There was no strong correlation, however, between any particular occupation and likelihood of developing ALS, except for service in the armed forces, a link found in previous studies.

Blood tests showed increased odds of ALS for those with exposure to several different types of chemicals, many of which are no longer widely used because of environmental concerns, such as the infamous pesticide DDT. Some of the classes of chemicals studied, however, such as polybrominated diphenyl ethers, used as flame retardants, have only experienced recent scrutiny as potential health hazards.

“The challenge is that persons are likely exposed to multiple chemicals and therefore it is too soon for us to know whether individual chemicals, or mixtures of chemicals, lead to motor neuron damage,” Goutman says. “Next, we will really dive into particular chemicals that could be risk factors for the disease.”
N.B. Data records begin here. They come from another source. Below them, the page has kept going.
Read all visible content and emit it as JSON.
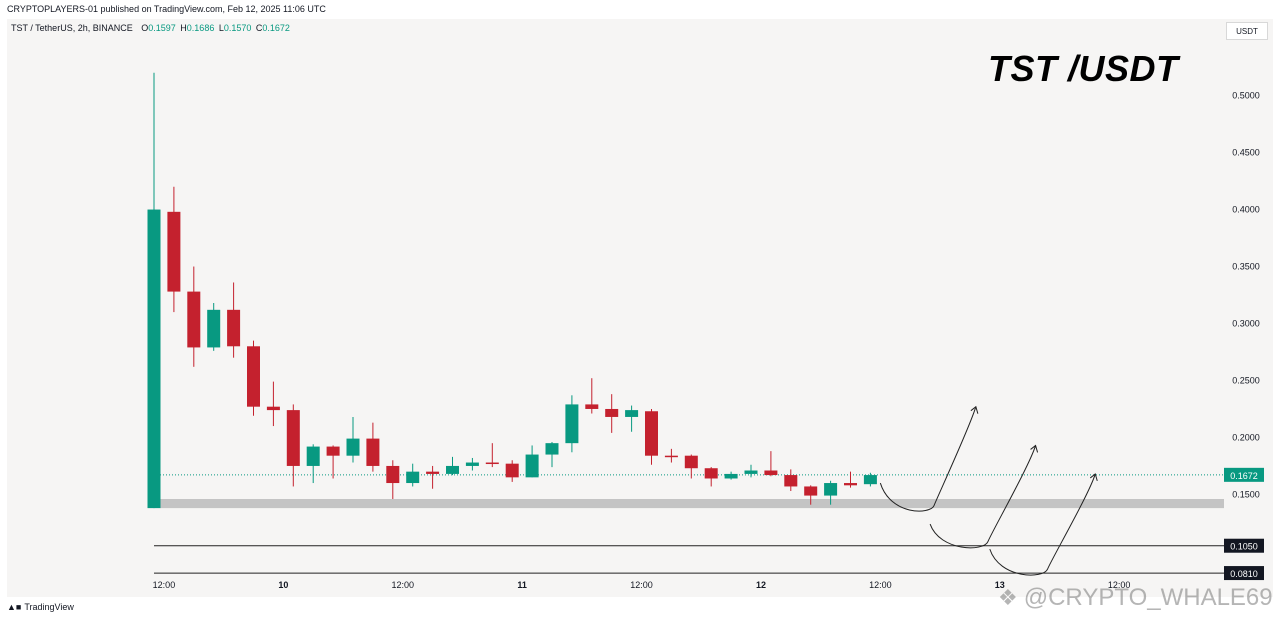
{
  "publish_line": "CRYPTOPLAYERS-01 published on TradingView.com, Feb 12, 2025 11:06 UTC",
  "legend": {
    "symbol": "TST / TetherUS, 2h, BINANCE",
    "o_label": "O",
    "o": "0.1597",
    "h_label": "H",
    "h": "0.1686",
    "l_label": "L",
    "l": "0.1570",
    "c_label": "C",
    "c": "0.1672"
  },
  "overlay_title": "TST /USDT",
  "currency_unit": "USDT",
  "footer_brand": "TradingView",
  "watermark": "@CRYPTO_WHALE69",
  "colors": {
    "up": "#089981",
    "down": "#c4212e",
    "support_zone": "#c4c4c4",
    "panel_bg": "#f6f5f4"
  },
  "chart_data": {
    "type": "candlestick",
    "timeframe": "2h",
    "exchange": "BINANCE",
    "y_axis": {
      "side": "right",
      "min": 0.06,
      "max": 0.54,
      "ticks": [
        "0.1500",
        "0.2000",
        "0.2500",
        "0.3000",
        "0.3500",
        "0.4000",
        "0.4500",
        "0.5000"
      ]
    },
    "x_axis": {
      "ticks": [
        "12:00",
        "10",
        "12:00",
        "11",
        "12:00",
        "12",
        "12:00",
        "13",
        "12:00"
      ],
      "tick_candle_index": [
        0.5,
        6.5,
        12.5,
        18.5,
        24.5,
        30.5,
        36.5,
        42.5,
        48.5
      ]
    },
    "current_price": "0.1672",
    "support_zone": [
      0.138,
      0.146
    ],
    "horizontal_levels": [
      "0.1050",
      "0.0810"
    ],
    "candles": [
      {
        "o": 0.138,
        "h": 0.52,
        "l": 0.138,
        "c": 0.4
      },
      {
        "o": 0.398,
        "h": 0.42,
        "l": 0.31,
        "c": 0.328
      },
      {
        "o": 0.328,
        "h": 0.35,
        "l": 0.262,
        "c": 0.279
      },
      {
        "o": 0.279,
        "h": 0.318,
        "l": 0.276,
        "c": 0.312
      },
      {
        "o": 0.312,
        "h": 0.336,
        "l": 0.27,
        "c": 0.28
      },
      {
        "o": 0.28,
        "h": 0.285,
        "l": 0.219,
        "c": 0.227
      },
      {
        "o": 0.227,
        "h": 0.249,
        "l": 0.21,
        "c": 0.224
      },
      {
        "o": 0.224,
        "h": 0.229,
        "l": 0.157,
        "c": 0.175
      },
      {
        "o": 0.175,
        "h": 0.194,
        "l": 0.16,
        "c": 0.192
      },
      {
        "o": 0.192,
        "h": 0.193,
        "l": 0.164,
        "c": 0.184
      },
      {
        "o": 0.184,
        "h": 0.218,
        "l": 0.178,
        "c": 0.199
      },
      {
        "o": 0.199,
        "h": 0.213,
        "l": 0.17,
        "c": 0.175
      },
      {
        "o": 0.175,
        "h": 0.18,
        "l": 0.146,
        "c": 0.16
      },
      {
        "o": 0.16,
        "h": 0.177,
        "l": 0.157,
        "c": 0.17
      },
      {
        "o": 0.17,
        "h": 0.175,
        "l": 0.155,
        "c": 0.168
      },
      {
        "o": 0.168,
        "h": 0.183,
        "l": 0.167,
        "c": 0.175
      },
      {
        "o": 0.175,
        "h": 0.182,
        "l": 0.171,
        "c": 0.178
      },
      {
        "o": 0.178,
        "h": 0.195,
        "l": 0.174,
        "c": 0.177
      },
      {
        "o": 0.177,
        "h": 0.18,
        "l": 0.161,
        "c": 0.165
      },
      {
        "o": 0.165,
        "h": 0.193,
        "l": 0.165,
        "c": 0.185
      },
      {
        "o": 0.185,
        "h": 0.196,
        "l": 0.174,
        "c": 0.195
      },
      {
        "o": 0.195,
        "h": 0.237,
        "l": 0.187,
        "c": 0.229
      },
      {
        "o": 0.229,
        "h": 0.252,
        "l": 0.221,
        "c": 0.225
      },
      {
        "o": 0.225,
        "h": 0.238,
        "l": 0.204,
        "c": 0.218
      },
      {
        "o": 0.218,
        "h": 0.228,
        "l": 0.205,
        "c": 0.224
      },
      {
        "o": 0.223,
        "h": 0.225,
        "l": 0.176,
        "c": 0.184
      },
      {
        "o": 0.184,
        "h": 0.19,
        "l": 0.178,
        "c": 0.183
      },
      {
        "o": 0.184,
        "h": 0.185,
        "l": 0.164,
        "c": 0.173
      },
      {
        "o": 0.173,
        "h": 0.174,
        "l": 0.157,
        "c": 0.164
      },
      {
        "o": 0.164,
        "h": 0.17,
        "l": 0.163,
        "c": 0.168
      },
      {
        "o": 0.168,
        "h": 0.176,
        "l": 0.165,
        "c": 0.171
      },
      {
        "o": 0.171,
        "h": 0.188,
        "l": 0.166,
        "c": 0.167
      },
      {
        "o": 0.167,
        "h": 0.172,
        "l": 0.153,
        "c": 0.157
      },
      {
        "o": 0.157,
        "h": 0.158,
        "l": 0.141,
        "c": 0.149
      },
      {
        "o": 0.149,
        "h": 0.162,
        "l": 0.141,
        "c": 0.16
      },
      {
        "o": 0.16,
        "h": 0.17,
        "l": 0.156,
        "c": 0.158
      },
      {
        "o": 0.159,
        "h": 0.169,
        "l": 0.157,
        "c": 0.167
      }
    ],
    "projection_arrows": [
      {
        "from_index": 36.5,
        "from": 0.16,
        "low_index": 38.5,
        "low": 0.137,
        "to_index": 41.3,
        "to": 0.227
      },
      {
        "from_index": 39.0,
        "from": 0.124,
        "low_index": 41.2,
        "low": 0.105,
        "to_index": 44.3,
        "to": 0.193
      },
      {
        "from_index": 42.0,
        "from": 0.102,
        "low_index": 44.2,
        "low": 0.081,
        "to_index": 47.3,
        "to": 0.168
      }
    ]
  }
}
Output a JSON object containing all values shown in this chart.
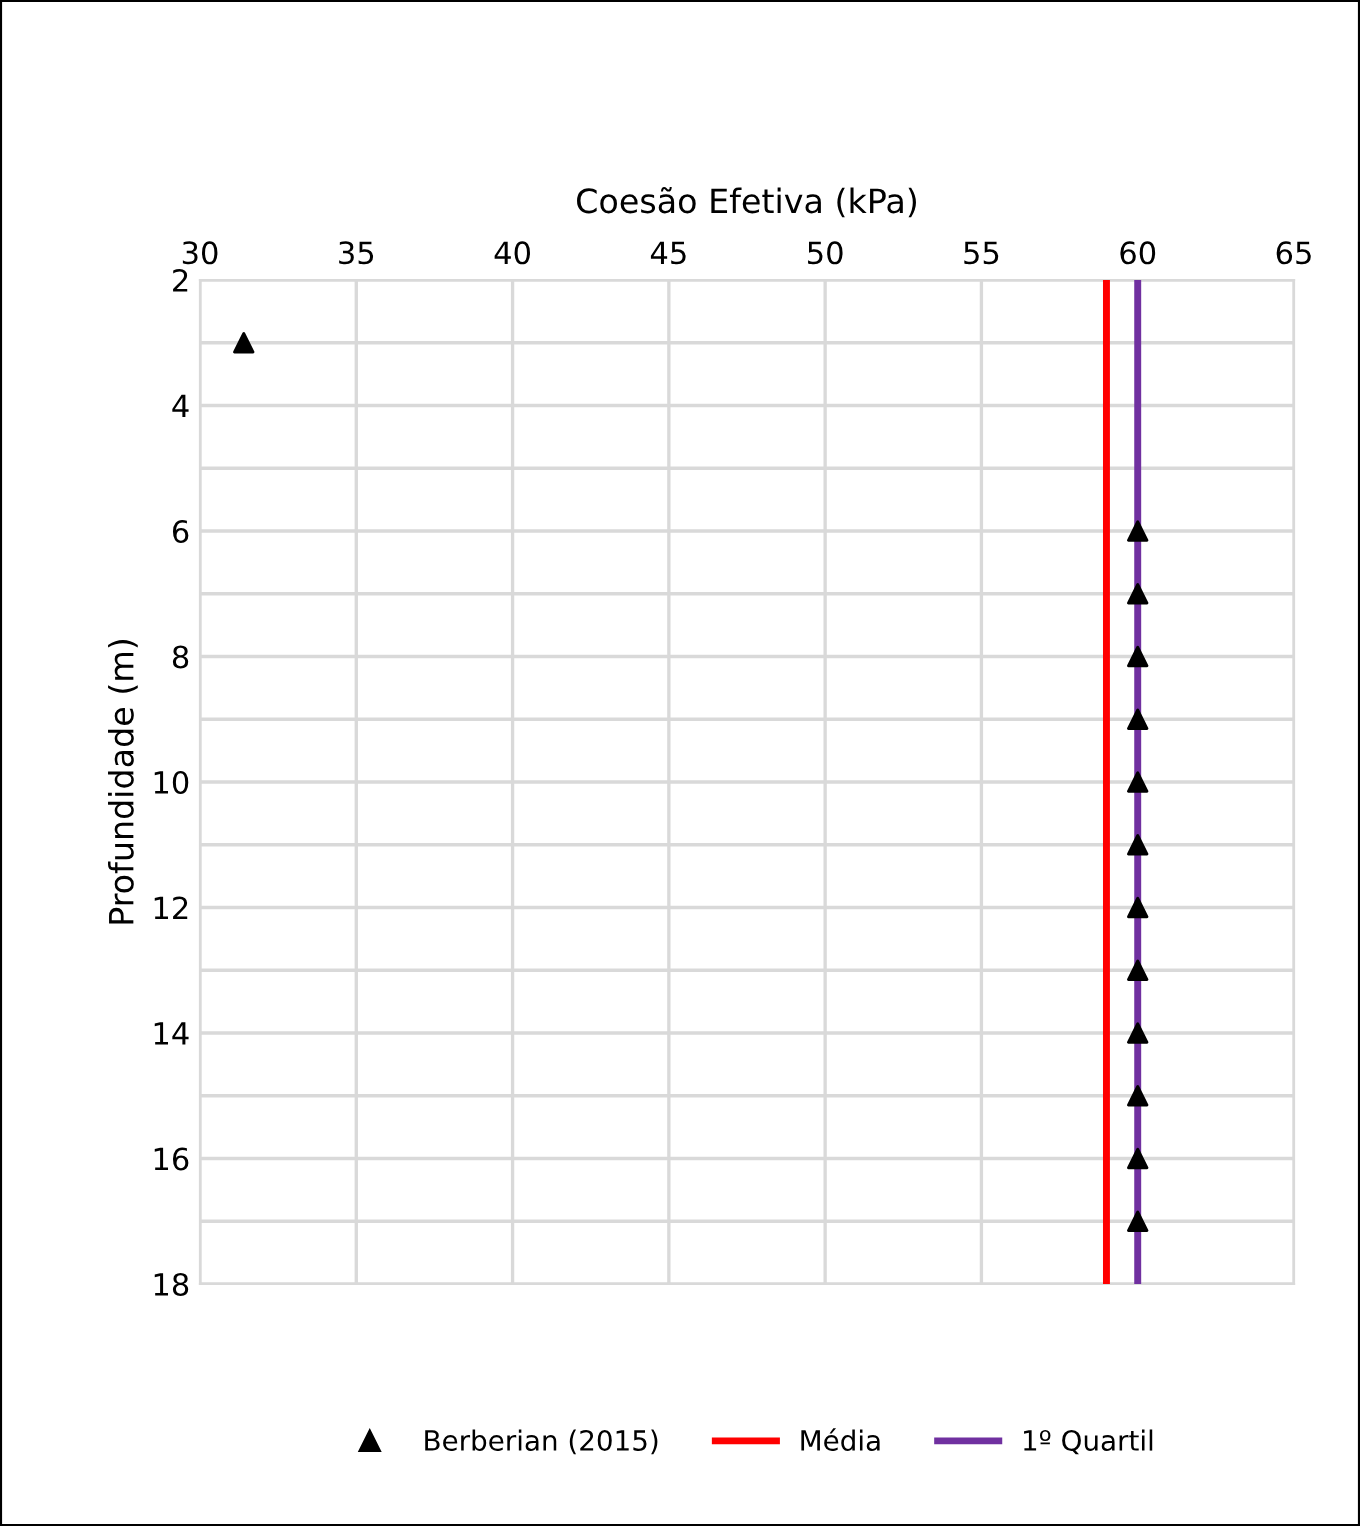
{
  "chart_data": {
    "type": "scatter",
    "xlabel": "Coesão Efetiva (kPa)",
    "ylabel": "Profundidade (m)",
    "xlim": [
      30,
      65
    ],
    "xticks": [
      30,
      35,
      40,
      45,
      50,
      55,
      60,
      65
    ],
    "ylim": [
      18,
      2
    ],
    "yticks": [
      2,
      {
        "value": 3,
        "label": null
      },
      4,
      {
        "value": 5,
        "label": null
      },
      6,
      {
        "value": 7,
        "label": null
      },
      8,
      {
        "value": 9,
        "label": null
      },
      10,
      {
        "value": 11,
        "label": null
      },
      12,
      {
        "value": 13,
        "label": null
      },
      14,
      {
        "value": 15,
        "label": null
      },
      16,
      {
        "value": 17,
        "label": null
      },
      18
    ],
    "grid": true,
    "legend": "bottom",
    "series": [
      {
        "name": "Berberian (2015)",
        "marker": "triangle",
        "color": "#000000",
        "x": [
          31.4,
          60,
          60,
          60,
          60,
          60,
          60,
          60,
          60,
          60,
          60,
          60,
          60
        ],
        "values": [
          3,
          6,
          7,
          8,
          9,
          10,
          11,
          12,
          13,
          14,
          15,
          16,
          17
        ]
      },
      {
        "name": "Média",
        "type": "line",
        "marker": "none",
        "color": "#ff0000",
        "x": [
          59.0,
          59.0
        ],
        "values": [
          2,
          18
        ]
      },
      {
        "name": "1º Quartil",
        "type": "line",
        "marker": "none",
        "color": "#7030a0",
        "x": [
          60,
          60
        ],
        "values": [
          2,
          18
        ]
      }
    ]
  }
}
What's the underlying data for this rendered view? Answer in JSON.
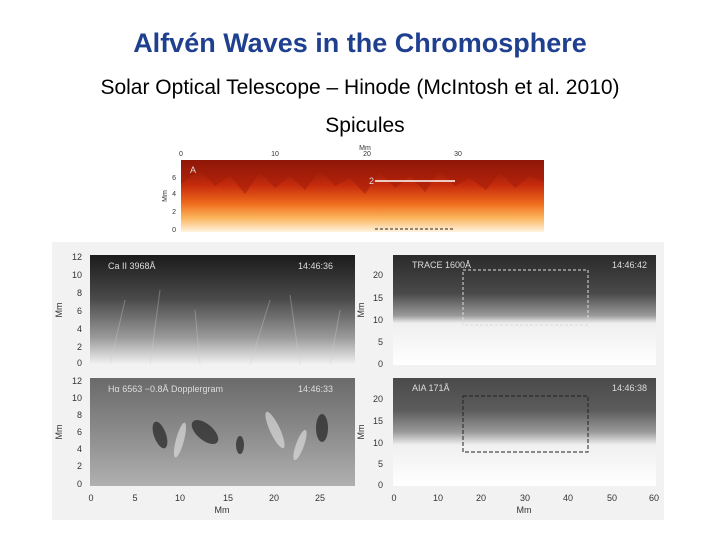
{
  "slide": {
    "title": "Alfvén Waves in the Chromosphere",
    "subtitle": "Solar Optical Telescope – Hinode (McIntosh et al. 2010)",
    "caption": "Spicules"
  },
  "top_panel": {
    "panel_letter": "A",
    "marker": "2",
    "unit_x": "Mm",
    "unit_y": "Mm",
    "x_ticks": [
      "0",
      "10",
      "20",
      "30"
    ],
    "y_ticks": [
      "6",
      "4",
      "2",
      "0"
    ]
  },
  "panel_ca": {
    "label": "Ca II 3968Å",
    "time": "14:46:36",
    "y_ticks": [
      "12",
      "10",
      "8",
      "6",
      "4",
      "2",
      "0"
    ],
    "y_unit": "Mm"
  },
  "panel_halpha": {
    "label": "Hα 6563 −0.8Å Dopplergram",
    "time": "14:46:33",
    "y_ticks": [
      "12",
      "10",
      "8",
      "6",
      "4",
      "2",
      "0"
    ],
    "x_ticks": [
      "0",
      "5",
      "10",
      "15",
      "20",
      "25"
    ],
    "y_unit": "Mm",
    "x_unit": "Mm"
  },
  "panel_trace1": {
    "label": "TRACE 1600Å",
    "time": "14:46:42",
    "y_ticks": [
      "20",
      "15",
      "10",
      "5",
      "0"
    ],
    "y_unit": "Mm"
  },
  "panel_trace2": {
    "label": "AIA 171Å",
    "time": "14:46:38",
    "y_ticks": [
      "20",
      "15",
      "10",
      "5",
      "0"
    ],
    "x_ticks": [
      "0",
      "10",
      "20",
      "30",
      "40",
      "50",
      "60"
    ],
    "y_unit": "Mm",
    "x_unit": "Mm"
  }
}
The researchers believe a better understanding of environmental risk factors for ALS could lead to an understanding of why persons develop ALS and also help to explain clusters of ALS cases in different geographical areas.
“This is the first and very important step to identifying what specific exposures are associated with ALS — to answering the ‘why me?’ question,” Feldman says. “Now it is time to understand how these exposures lead to disease with an eye to halting ALS onset. As one of my patients said to me before he died, we want a ‘world without ALS.’”

The Centers for Disease Control and Prevention/Agency for Toxic Substances and Disease Registry, the National Center for Research Resources and the National Center for Advancing Translational Sciences provided support for this research.